Z KUŞAĞI ÜZERİNE
Gençlerle ilgili konular her zaman dünya ve ülke gündeminin ilk sırasında: İfsat komitelerinin planlarında, medyada, ekonomide, aile-dost sohbetlerinde…
Çünkü onlar geleceğimiz.
Her yetişkin, her anne baba gençlik dönemini yaşamıştır. O yüzden çok rahat söyleyebiliriz: Genç olmak zor ama gençlerle ilgilenmek onların anne babası olmak da zor. Zorlukları kolaylaştıran ise Rabbimizin yardımıyla bilgi.
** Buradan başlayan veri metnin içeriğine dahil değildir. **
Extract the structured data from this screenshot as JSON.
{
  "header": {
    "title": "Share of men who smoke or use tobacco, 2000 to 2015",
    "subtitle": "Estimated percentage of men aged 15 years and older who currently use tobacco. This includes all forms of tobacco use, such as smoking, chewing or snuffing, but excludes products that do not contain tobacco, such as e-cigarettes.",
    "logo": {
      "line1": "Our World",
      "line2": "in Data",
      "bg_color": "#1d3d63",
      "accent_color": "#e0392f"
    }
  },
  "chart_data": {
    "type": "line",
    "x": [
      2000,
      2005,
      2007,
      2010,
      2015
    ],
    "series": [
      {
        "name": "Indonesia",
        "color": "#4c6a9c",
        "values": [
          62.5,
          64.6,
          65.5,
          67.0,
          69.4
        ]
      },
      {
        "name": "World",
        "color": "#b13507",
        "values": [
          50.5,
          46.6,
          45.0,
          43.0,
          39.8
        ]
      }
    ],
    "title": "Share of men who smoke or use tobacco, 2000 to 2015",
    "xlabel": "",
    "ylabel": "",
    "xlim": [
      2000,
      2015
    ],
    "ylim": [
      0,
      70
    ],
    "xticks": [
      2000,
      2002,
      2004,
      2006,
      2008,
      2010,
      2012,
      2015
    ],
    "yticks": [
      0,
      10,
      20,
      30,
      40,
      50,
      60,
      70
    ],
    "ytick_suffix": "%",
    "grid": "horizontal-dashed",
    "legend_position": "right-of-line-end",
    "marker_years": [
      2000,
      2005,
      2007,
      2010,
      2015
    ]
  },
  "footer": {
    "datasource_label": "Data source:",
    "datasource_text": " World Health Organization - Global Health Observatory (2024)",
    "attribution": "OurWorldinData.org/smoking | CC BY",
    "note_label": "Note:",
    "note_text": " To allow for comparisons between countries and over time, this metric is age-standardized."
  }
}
Temenni edelim ki bu konuda yapacağımız her gayret farkındalığımızı artırsın.
“BEN” DEVRİ
Bediüzzaman Hazretleri bu asrı “bedbaht ve hastalıklı bir asır” olarak tanımlıyor. “Gafil ve maddi asır” diyor. Beşinci Şua’da ise asrın “hevesat-ı müteaffine bataklığı” yani kokuşmuş hevesler bataklığı olduğunu belirtiyor. Bu asrın en büyük hastalığı “Bilerek ve severek dünya hayatını ahirete tercih etmek”
Böyle bir ortamda kendimizi, çocuklarımızı, gençlerimizi nasıl kurtaracağız?
Risale-i Nur Külliyatı çözüm açısından büyük bir hazine. “Cazibedar bir fitne içinde bulunan ve daha aklını kaybetmemiş gençler için telif edilen Gençlik Rehberi ise nefis terbiyesi için gerekli eğitimi verdiği gibi ifsad komitelerinin planlarını da bozmakta.
NASIL BİR NESİL İLE BİRLİKTEYİZ?
Şu anki gençler “Z kuşağı” diğer adıyla ”internet kuşağı” olarak tanımlanıyor.
Onların ortak özellikleri araştırmalarda şöyle gruplandırılmış:
- Analitik ve hızlı düşünme metotları yüksek
- Takım çalışmalarına yatkın değiller özgüvenleri yüksek.
- Özgür, bağımsızlar. Onlar adına imkansız yok.
- Özveri sergileme, çaba harcama Z kuşağına göre olmayan durumlardır.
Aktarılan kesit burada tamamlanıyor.